A sensitive fluorescence “turn on” nanosensor for glutathione detection based on Ce-MOF and gold nanoparticles

The Ce-MOF owns an emission peak at 377 nm with 260 nm excitation wavelength. In the present of AuNPs, the fluorescence of Ce-MOF was quenched due to fluorescence resonance energy transfer (FRET) and electrostatic interaction. However, AuNPs can combine with thiol (−SH) moiety of glutathione (GSH) to form Au-SH covalent bond. This obstructs the FRET and the fluorescence of Ce-MOF is recovered. Based on this, we proposed a“off–on” fluorescence platform for rapid detection of GSH. [Display omitted] •A “turn on” sensor was for detection of GSH based on Ce-MOF and AuNPs was constructed.•The formation Au-S bond between GSH and AuNPs prevents the fluorescence resonance energy transfer between Ce-MOF and AuNPs.•The sensing platform shows high sensitivity and selectivity for detection of GSH. Glutathione (GSH) as an essential biothiol maintains redox homeostasis in human body, the aberrant level of it has been related to various diseases.
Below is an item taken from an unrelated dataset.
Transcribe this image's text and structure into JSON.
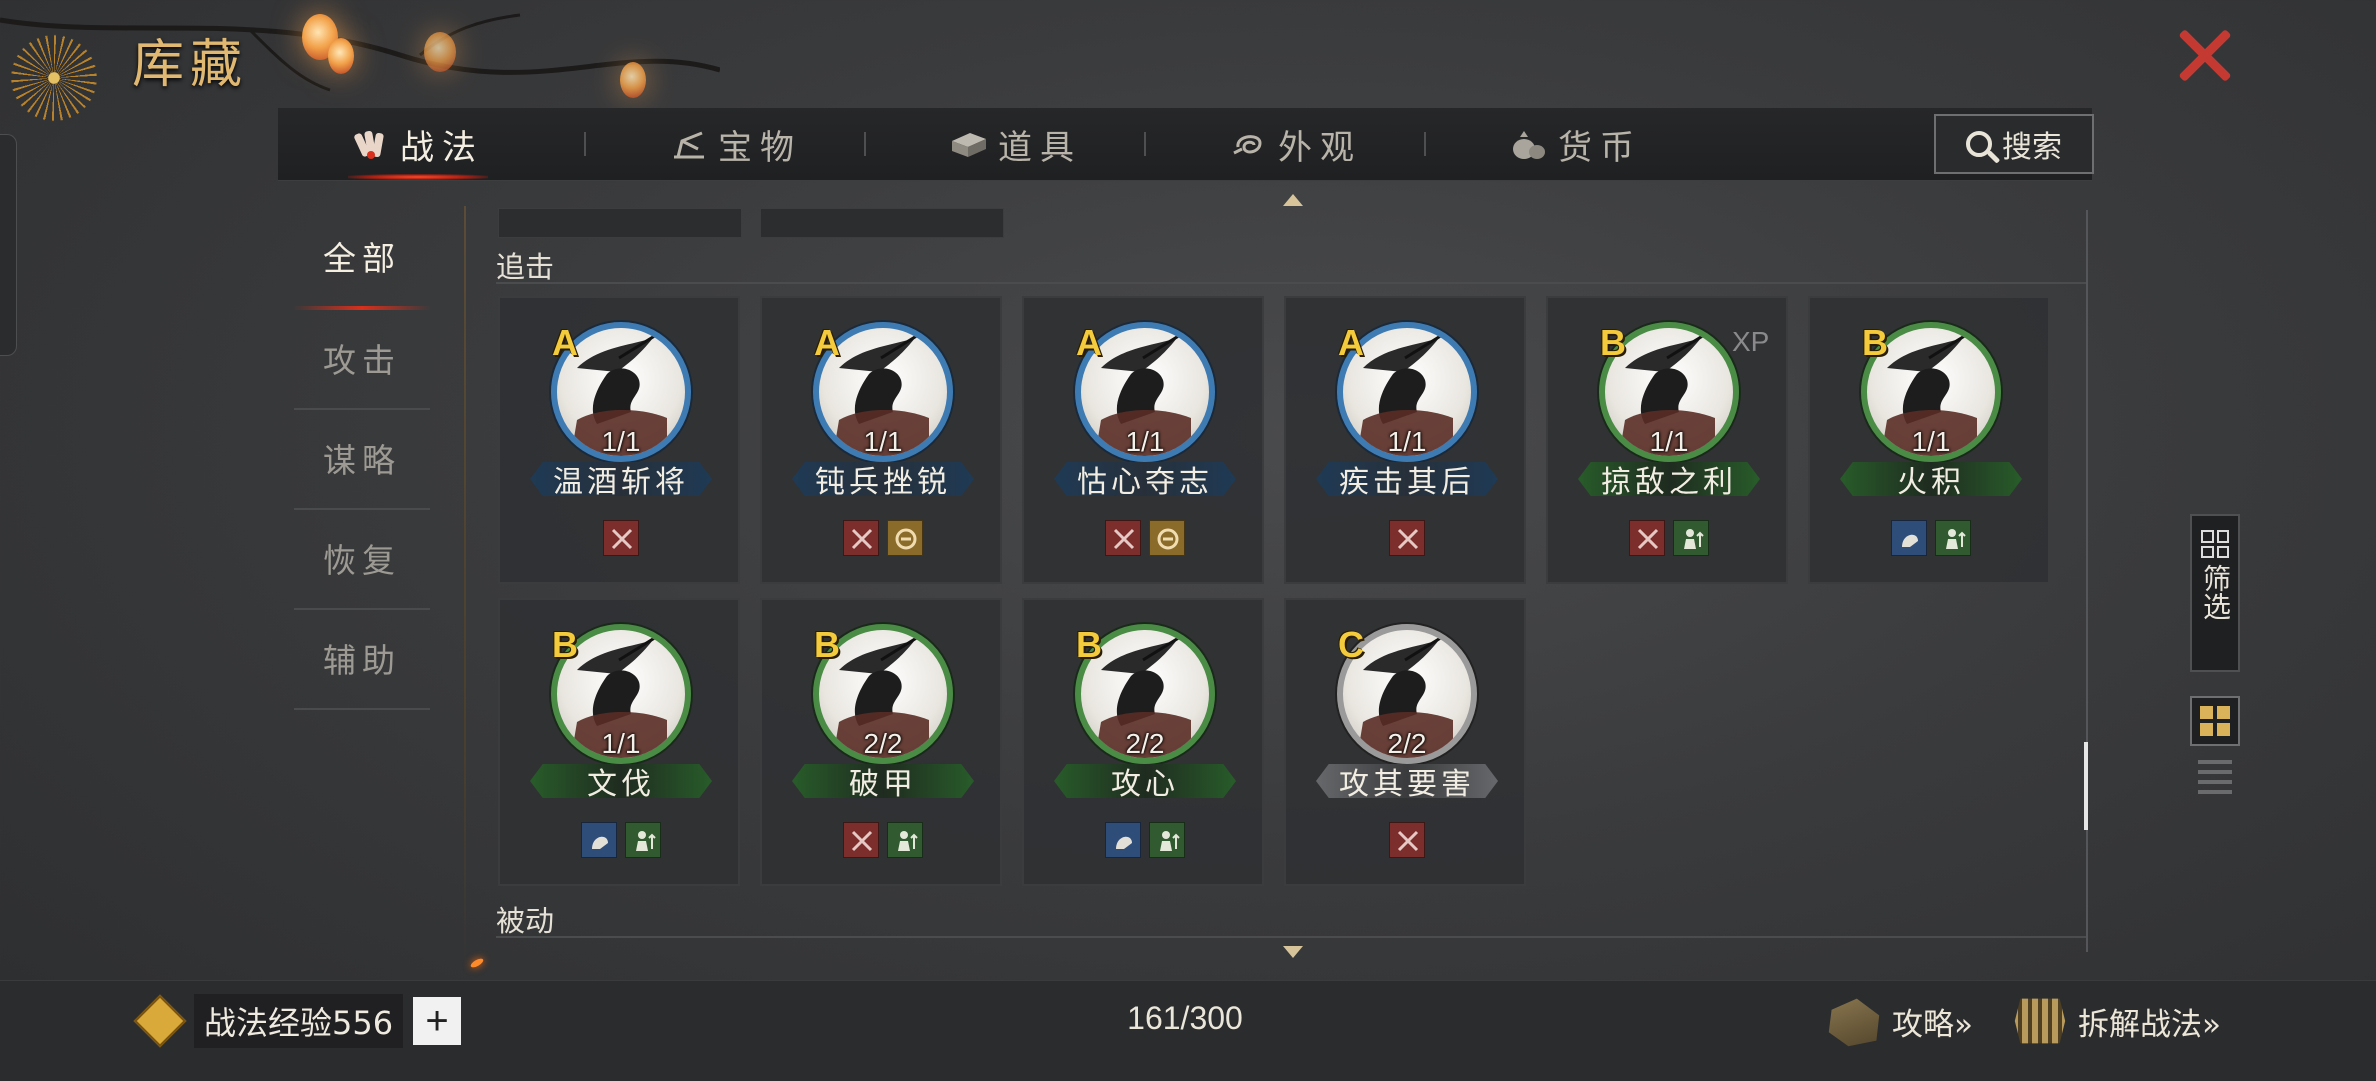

In this work, we constructed a facile and environment-friendly strategy by using Ce based metal–organic frameworks and gold nanoparticles (AuNPs) for detection of GSH. The fluorescence intensity of the Ce-MOF was quenched by AuNPs, which is ascribed to the existence of fluorescence resonance energy transfer (FRET) and electrostatic interaction between Ce-MOFs and AuNPS. Because of the formation of Au-SH between AuNPs and GSH, the addition GSH induced the Ce-MOF/AuNPs and prevented the occurrence of FRET and electrostatic interaction between Ce-MOFs and AuNPS, which futher recovered the fluorescence of Ce-MOF. Under the optimized conditions, this “turn-on” sensing process revealed a high selectivity toward GSH and displayed good linearity in range of 0.2–32.5 μM with low detection limit of 58 nM. In addition, the practicability of the strategy was testified through analyzing GSH in real human serum samples.